西本願寺大教校講堂の建物は宮大工の伝統の木造建造物の上に近代建築と見せるかけるため石材を張り付けている。タイル張りの先駆けとなった非常に珍しい建物で、擬洋風建造物と言われている。寸法も尺寸やインチが併用されている。
また、「キングポスト工法」や「クイーンポスト工法」という当時の最新の外来工法を駆使して建設している。

西本願寺大教講堂2階
西本願寺大教講堂2階

京都の宮大工達の動向

宮大工の中には早くから近代建築を手掛けていた者もいる。京都の宮大工棟梁家の名門「三上家」の三上吉兵衛もその一人でこの大教校建設に携わっていた。その後も三上吉兵衛は同志社の礼拝堂や有終館などを建設している。
それ以外にも岡野傳三郎、鵜飼源三郎、井上新兵衛など後に京都府下大工組合會社を設立して幹部になった宮大工達も携わっていた。
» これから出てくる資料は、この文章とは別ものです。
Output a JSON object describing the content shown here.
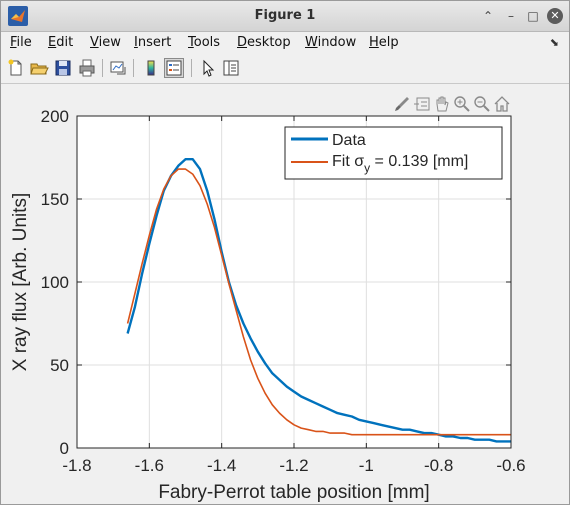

それ以後、この会社は平安神宮や京都府庁、東本願寺新築等など近代建築の重要な仕事を手がけるようになっていった。

龍谷大学大宮本館付近の地図

住所:京都市下京区七条通大宮東入大工町125-1

龍谷大学の校内には本館以外にも南黌、北黌、正門、旧守衛所と5つの重要文化財が残っている。